We've been asked for two changes to the updates of the Monthly Report

  1. Finish faster, that is have the monthly data updated sooner
  2. Update more often, that is change the reporting cadence

Detailed Tracking Links[edit]

Development (Mingle)

Reports and Data Sources[edit]

The Report Card has the following reports

Core Reports[edit]

Name Source
Unique Visitors per Region comScore + Erik's scripts
Pageviews for all Wikimedia Projects Webstatscollector output + Erik's scripts
Pageviews to Mobile Site Webstatscollector output + Erik's scripts
New Editors Per Month for All Wikimedia Projects Dumps + Erik's scripts
Active Wikimedia Editors for All Wikimedia Projects (5+ edits per month) Dumps + Erik's scripts

Secondary Reports[edit]

Name Source
Wikimedia Projects Reach by Region comScore + Erik's scripts
Commons Binaries (log scale) Dumps + Erik's scripts
Wikipedia Articles Dumps + Eriks's scripts
New Wikipedia Articles per Day Dumps + Erik's scripts
Wikipedia Edits per Month Dumps + Erik's scripts
Very Active Editors for All Wikimedia Projects (100+ edits per month) Dumps + Erik's scripts
Wikivoyage Editors Dumps + Erik's scripts

Annual Plan YYYY-yy Targets[edit]

Name Source
Mobile Page Views - Projections and Targets Webstatscollector output + Erik's scripts + Howie's target data
Active Editors (5+) Dumps + Erik's scripts + + Howie's target data + Dan's manual data entry*
Active Uploaders Commons (1+) ??? + Howie's target data + Dan's manual data entry*

* Dan's manual data entry is necessary because of a bug in bar graphs in Limn.


Users[edit]

User Description
Developers The people who write the software that produces the reports
Operators The people who ensure the software is running and the data is updated
Communications WMF personnel who use the data in monthly reports
Management WMF who make decisions based on the results of the data
Community The wikipedians who look at the data to assess their success and the health of the community

Prioritized Use Cases[edit]

  1. As a Manager, I want the reports to be finished as quickly as possible
Q What does this mean? The different technologies used have different capabilities (e.g. page views can be updated daily, anything dump related will take longer)
  1. As a Manager, I want the reports to be updated at a daily cadence when possible
  2. As a member of the Communications team, I want the reports to be updated in time for the monthly Foundation report
  3. As a Developer, I want an automated method to update the dashboards
  4. As an Operator, I want any automation be be monitored and alerted

Implementation Details[edit]

The data used comes from the webstats collector output and the database XML dumps. The webstats collector output can be updated on a daily basis -- this is just a matter of automation; EZ thinks the effort is quite reasonable.

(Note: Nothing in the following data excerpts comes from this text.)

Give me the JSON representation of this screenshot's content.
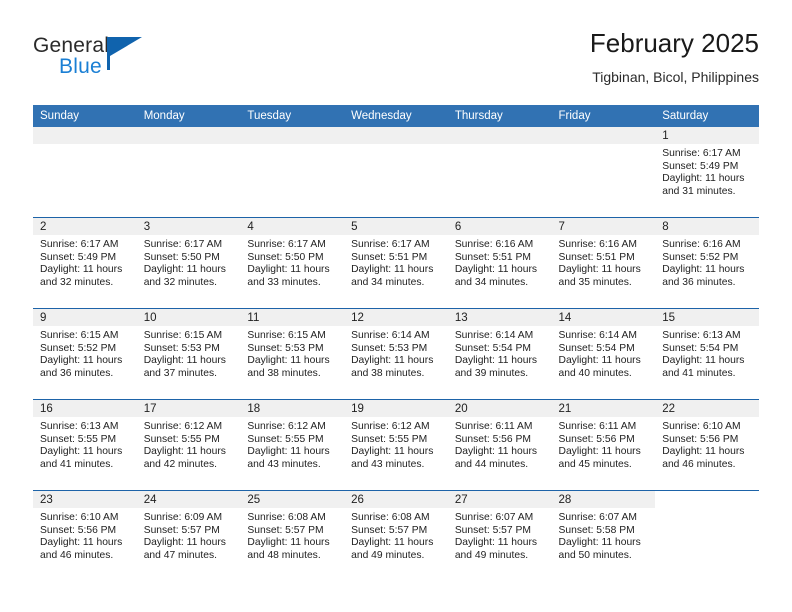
{
  "brand": {
    "word_one": "General",
    "word_two": "Blue",
    "flag_icon": "blue-triangle-flag-icon"
  },
  "header": {
    "title": "February 2025",
    "location": "Tigbinan, Bicol, Philippines"
  },
  "calendar": {
    "weekday_headers": [
      "Sunday",
      "Monday",
      "Tuesday",
      "Wednesday",
      "Thursday",
      "Friday",
      "Saturday"
    ],
    "accent_color": "#3172b3",
    "row_rule_color": "#1d63a8",
    "daynum_band_color": "#f0f0f0",
    "weeks": [
      [
        {
          "type": "empty"
        },
        {
          "type": "empty"
        },
        {
          "type": "empty"
        },
        {
          "type": "empty"
        },
        {
          "type": "empty"
        },
        {
          "type": "empty"
        },
        {
          "type": "day",
          "day": "1",
          "sunrise": "Sunrise: 6:17 AM",
          "sunset": "Sunset: 5:49 PM",
          "daylight": "Daylight: 11 hours and 31 minutes."
        }
      ],
      [
        {
          "type": "day",
          "day": "2",
          "sunrise": "Sunrise: 6:17 AM",
          "sunset": "Sunset: 5:49 PM",
          "daylight": "Daylight: 11 hours and 32 minutes."
        },
        {
          "type": "day",
          "day": "3",
          "sunrise": "Sunrise: 6:17 AM",
          "sunset": "Sunset: 5:50 PM",
          "daylight": "Daylight: 11 hours and 32 minutes."
        },
        {
          "type": "day",
          "day": "4",
          "sunrise": "Sunrise: 6:17 AM",
          "sunset": "Sunset: 5:50 PM",
          "daylight": "Daylight: 11 hours and 33 minutes."
        },
        {
          "type": "day",
          "day": "5",
          "sunrise": "Sunrise: 6:17 AM",
          "sunset": "Sunset: 5:51 PM",
          "daylight": "Daylight: 11 hours and 34 minutes."
        },
        {
          "type": "day",
          "day": "6",
          "sunrise": "Sunrise: 6:16 AM",
          "sunset": "Sunset: 5:51 PM",
          "daylight": "Daylight: 11 hours and 34 minutes."
        },
        {
          "type": "day",
          "day": "7",
          "sunrise": "Sunrise: 6:16 AM",
          "sunset": "Sunset: 5:51 PM",
          "daylight": "Daylight: 11 hours and 35 minutes."
        },
        {
          "type": "day",
          "day": "8",
          "sunrise": "Sunrise: 6:16 AM",
          "sunset": "Sunset: 5:52 PM",
          "daylight": "Daylight: 11 hours and 36 minutes."
        }
      ],
      [
        {
          "type": "day",
          "day": "9",
          "sunrise": "Sunrise: 6:15 AM",
          "sunset": "Sunset: 5:52 PM",
          "daylight": "Daylight: 11 hours and 36 minutes."
        },
        {
          "type": "day",
          "day": "10",
          "sunrise": "Sunrise: 6:15 AM",
          "sunset": "Sunset: 5:53 PM",
          "daylight": "Daylight: 11 hours and 37 minutes."
        },
        {
          "type": "day",
          "day": "11",
          "sunrise": "Sunrise: 6:15 AM",
          "sunset": "Sunset: 5:53 PM",
          "daylight": "Daylight: 11 hours and 38 minutes."
        },
        {
          "type": "day",
          "day": "12",
          "sunrise": "Sunrise: 6:14 AM",
          "sunset": "Sunset: 5:53 PM",
          "daylight": "Daylight: 11 hours and 38 minutes."
        },
        {
          "type": "day",
          "day": "13",
          "sunrise": "Sunrise: 6:14 AM",
          "sunset": "Sunset: 5:54 PM",
          "daylight": "Daylight: 11 hours and 39 minutes."
        },
        {
          "type": "day",
          "day": "14",
          "sunrise": "Sunrise: 6:14 AM",
          "sunset": "Sunset: 5:54 PM",
          "daylight": "Daylight: 11 hours and 40 minutes."
        },
        {
          "type": "day",
          "day": "15",
          "sunrise": "Sunrise: 6:13 AM",
          "sunset": "Sunset: 5:54 PM",
          "daylight": "Daylight: 11 hours and 41 minutes."
        }
      ],
      [
        {
          "type": "day",
          "day": "16",
          "sunrise": "Sunrise: 6:13 AM",
          "sunset": "Sunset: 5:55 PM",
          "daylight": "Daylight: 11 hours and 41 minutes."
        },
        {
          "type": "day",
          "day": "17",
          "sunrise": "Sunrise: 6:12 AM",
          "sunset": "Sunset: 5:55 PM",
          "daylight": "Daylight: 11 hours and 42 minutes."
        },
        {
          "type": "day",
          "day": "18",
          "sunrise": "Sunrise: 6:12 AM",
          "sunset": "Sunset: 5:55 PM",
          "daylight": "Daylight: 11 hours and 43 minutes."
        },
        {
          "type": "day",
          "day": "19",
          "sunrise": "Sunrise: 6:12 AM",
          "sunset": "Sunset: 5:55 PM",
          "daylight": "Daylight: 11 hours and 43 minutes."
        },
        {
          "type": "day",
          "day": "20",
          "sunrise": "Sunrise: 6:11 AM",
          "sunset": "Sunset: 5:56 PM",
          "daylight": "Daylight: 11 hours and 44 minutes."
        },
        {
          "type": "day",
          "day": "21",
          "sunrise": "Sunrise: 6:11 AM",
          "sunset": "Sunset: 5:56 PM",
          "daylight": "Daylight: 11 hours and 45 minutes."
        },
        {
          "type": "day",
          "day": "22",
          "sunrise": "Sunrise: 6:10 AM",
          "sunset": "Sunset: 5:56 PM",
          "daylight": "Daylight: 11 hours and 46 minutes."
        }
      ],
      [
        {
          "type": "day",
          "day": "23",
          "sunrise": "Sunrise: 6:10 AM",
          "sunset": "Sunset: 5:56 PM",
          "daylight": "Daylight: 11 hours and 46 minutes."
        },
        {
          "type": "day",
          "day": "24",
          "sunrise": "Sunrise: 6:09 AM",
          "sunset": "Sunset: 5:57 PM",
          "daylight": "Daylight: 11 hours and 47 minutes."
        },
        {
          "type": "day",
          "day": "25",
          "sunrise": "Sunrise: 6:08 AM",
          "sunset": "Sunset: 5:57 PM",
          "daylight": "Daylight: 11 hours and 48 minutes."
        },
        {
          "type": "day",
          "day": "26",
          "sunrise": "Sunrise: 6:08 AM",
          "sunset": "Sunset: 5:57 PM",
          "daylight": "Daylight: 11 hours and 49 minutes."
        },
        {
          "type": "day",
          "day": "27",
          "sunrise": "Sunrise: 6:07 AM",
          "sunset": "Sunset: 5:57 PM",
          "daylight": "Daylight: 11 hours and 49 minutes."
        },
        {
          "type": "day",
          "day": "28",
          "sunrise": "Sunrise: 6:07 AM",
          "sunset": "Sunset: 5:58 PM",
          "daylight": "Daylight: 11 hours and 50 minutes."
        },
        {
          "type": "blank"
        }
      ]
    ]
  }
}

As of November, 2013, Ken has let us know that ops will not be able to optimize the stub dumps at this time. They have a great deal of work in moving the dump infrastructure out of Tampa as well as work on the primary dumps. We're going to need to to investigate using other data sources than the dumps.

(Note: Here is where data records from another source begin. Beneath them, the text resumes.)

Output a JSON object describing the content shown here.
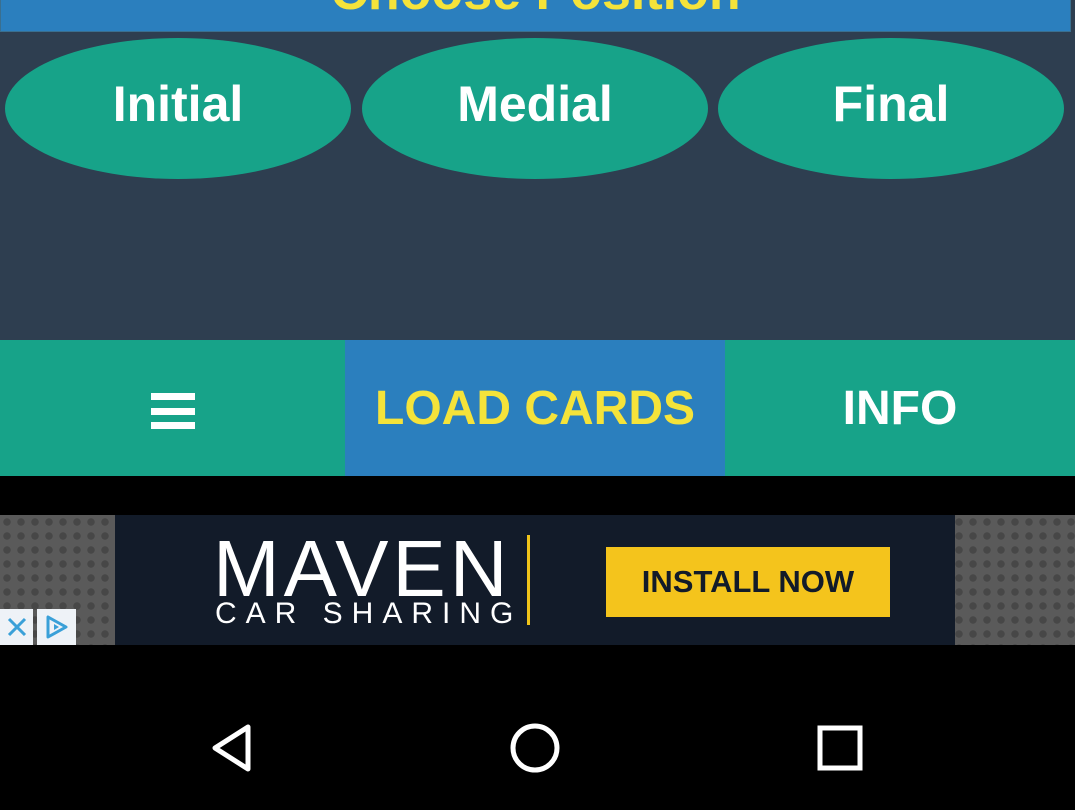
{
  "header": {
    "title": "Choose Position"
  },
  "positions": [
    {
      "label": "Initial"
    },
    {
      "label": "Medial"
    },
    {
      "label": "Final"
    }
  ],
  "bottom_bar": {
    "menu_icon": "hamburger-menu-icon",
    "load_label": "LOAD CARDS",
    "info_label": "INFO"
  },
  "ad": {
    "brand_main": "MAVEN",
    "brand_sub": "CAR SHARING",
    "install_label": "INSTALL NOW",
    "close_icon": "close-icon",
    "adchoices_icon": "adchoices-icon"
  },
  "navbar": {
    "back_icon": "back-triangle-icon",
    "home_icon": "home-circle-icon",
    "recent_icon": "recent-apps-square-icon"
  },
  "colors": {
    "background": "#2e3e50",
    "teal": "#17a389",
    "blue": "#2b7fbe",
    "yellow": "#f5e33a",
    "ad_yellow": "#f4c41c"
  }
}
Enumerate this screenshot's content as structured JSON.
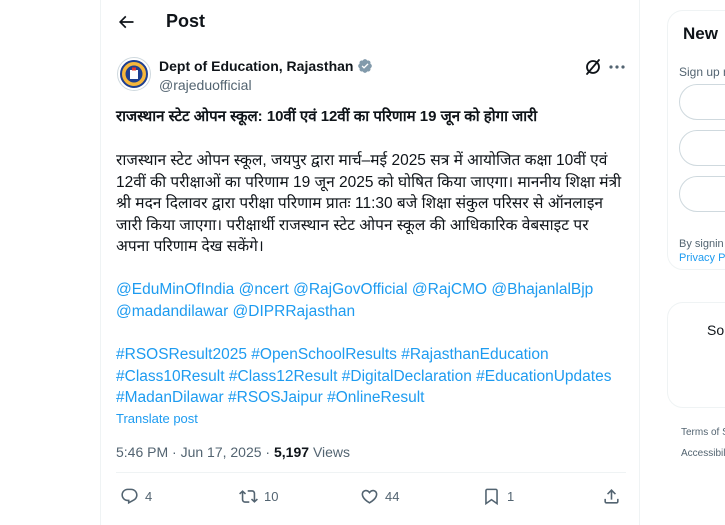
{
  "header": {
    "title": "Post",
    "back_icon": "arrow-left-icon"
  },
  "tweet": {
    "author": {
      "name": "Dept of Education, Rajasthan",
      "handle": "@rajeduofficial",
      "verified": true,
      "avatar_icon": "state-emblem-icon",
      "verified_color": "#829aab"
    },
    "heading": "राजस्थान स्टेट ओपन स्कूल: 10वीं एवं 12वीं का परिणाम 19 जून को होगा जारी",
    "body": "राजस्थान स्टेट ओपन स्कूल, जयपुर द्वारा मार्च–मई 2025 सत्र में आयोजित कक्षा 10वीं एवं 12वीं की परीक्षाओं का परिणाम 19 जून 2025 को घोषित किया जाएगा। माननीय शिक्षा मंत्री श्री मदन दिलावर द्वारा परीक्षा परिणाम प्रातः 11:30 बजे शिक्षा संकुल परिसर से ऑनलाइन जारी किया जाएगा। परीक्षार्थी राजस्थान स्टेट ओपन स्कूल की आधिकारिक वेबसाइट पर अपना परिणाम देख सकेंगे।",
    "mentions": [
      "@EduMinOfIndia",
      "@ncert",
      "@RajGovOfficial",
      "@RajCMO",
      "@BhajanlalBjp",
      "@madandilawar",
      "@DIPRRajasthan"
    ],
    "hashtags": [
      "#RSOSResult2025",
      "#OpenSchoolResults",
      "#RajasthanEducation",
      "#Class10Result",
      "#Class12Result",
      "#DigitalDeclaration",
      "#EducationUpdates",
      "#MadanDilawar",
      "#RSOSJaipur",
      "#OnlineResult"
    ],
    "translate_label": "Translate post",
    "timestamp": "5:46 PM · Jun 17, 2025",
    "separator": " · ",
    "views_count": "5,197",
    "views_label": "Views",
    "actions": {
      "replies": "4",
      "reposts": "10",
      "likes": "44",
      "bookmarks": "1"
    },
    "link_color": "#1d9bf0"
  },
  "sidebar": {
    "signup_title": "New",
    "signup_text": "Sign up n",
    "by_signing": "By signin",
    "privacy": "Privacy P",
    "sub_text": "So",
    "footer_terms": "Terms of S",
    "footer_access": "Accessibil"
  }
}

The other reports are created from the database dumps (just the stubs) that ops provides. The reason that these metrics take such a long time to run is because the dumps themselves take a long time to finish. EZ's post processing take a few days.

EZ has documented most of the dataflow and reports here: http://stats.wikimedia.org/wikistats_overview.html

comScore flow[edit]

comScore publishes new data around the 20th. A handful of reports are downloaded in csv format. Erik's script parses two of those (UV/reach per region), updates master files (comScore only publishes last 14 months), and generates new csv files for Limn.

Pageview flow[edit]

  1. pagecounts: hourly totals of page views per article (large files)
  2. projectcounts: hourly totals of page views per wiki (1 line for mobile/1 line for non-mobile) (tiny files)
  • The project files are processed daily (including CSV files) and added to a yearly tar file (which differs from original in that underreporting from several major outages has been patched from meta data). This could get us the page views faster (rather than monthly)

Dump data flow[edit]

EZ believes the work that needs to be done on the dumps is to update all of the stubs first, not round robin. We'd need to follow up with them to understand exactly what this means and if it is tractable.